When culturing cells, should 5% or 10% CO2 be used?
In general culture media, HCO3-/CO32-/H+ is mostly used as a pH buffering system, and the content of NaHCO3 in the culture medium will determine the concentration of CO2 that should be used during cell culture. When the content of NaHCO3 in the culture medium is 3.7g per liter, 10% CO2 should be used for cell culture. When the NaHCO3 in the culture medium is 1.5g per liter, cells should be cultured with 5% CO2.
9. What is the concentration of trypsin-EDTA used in the subculture of attached cells?

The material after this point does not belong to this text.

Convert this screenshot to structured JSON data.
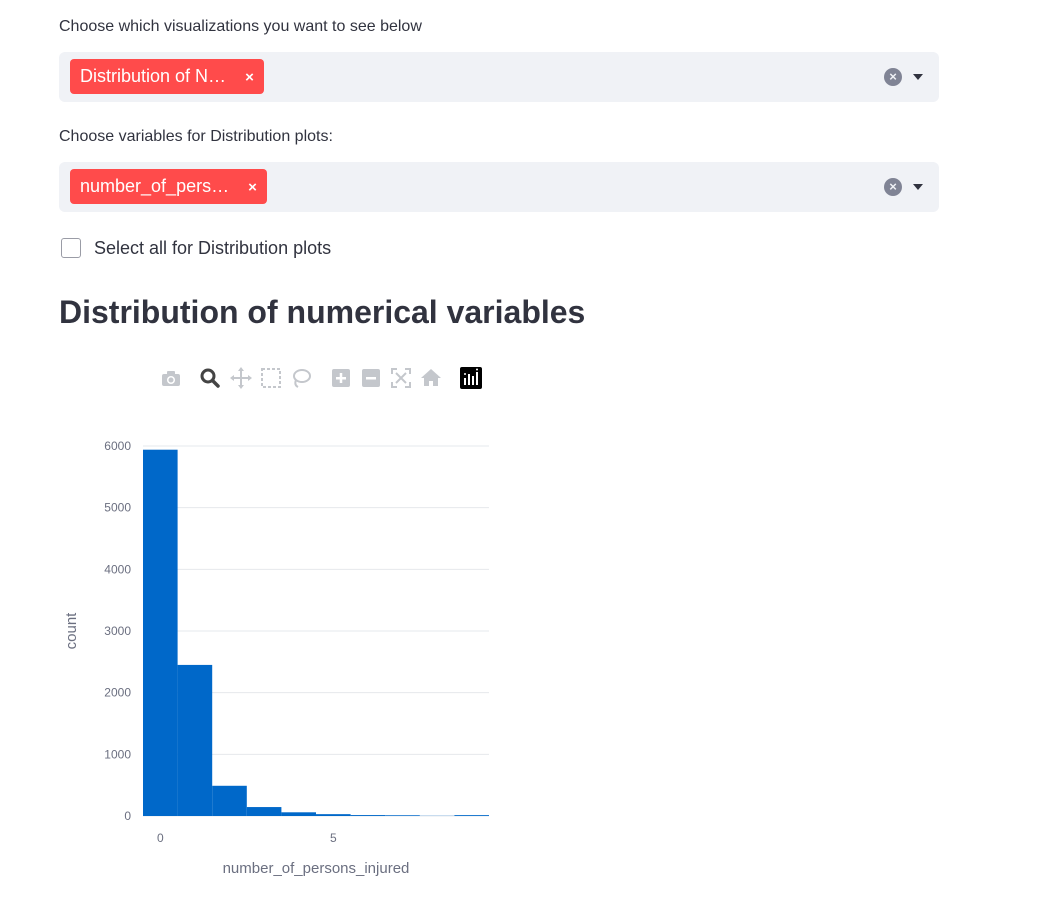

How should it be handled?
The commonly used concentration of trypsin-EDTA is 0.05% trypsin-0.53 mg EDTA.4 Na. After the first opening of the bottle, it should be immediately aliquot in small amounts into sterile test tubes and stored at -20 ℃ to avoid the reduction of trypsin activity caused by repeated freezing and thawing, and to reduce the chance of contamination.
10. How should suspension cells be subcultured?
Generally, it is only necessary to continuously add fresh culture based on the original culture Angle flask to dilute the cell concentration. If there is too much culture medium, the mouth end of the culture Angle flask can be slightly raised until it can no longer hold. When dividing the bottles, take out a portion of the culture medium containing cells and transfer it to a new culture corner flask. Add fresh culture medium and dilute it to an appropriate concentration. Repeat the above steps.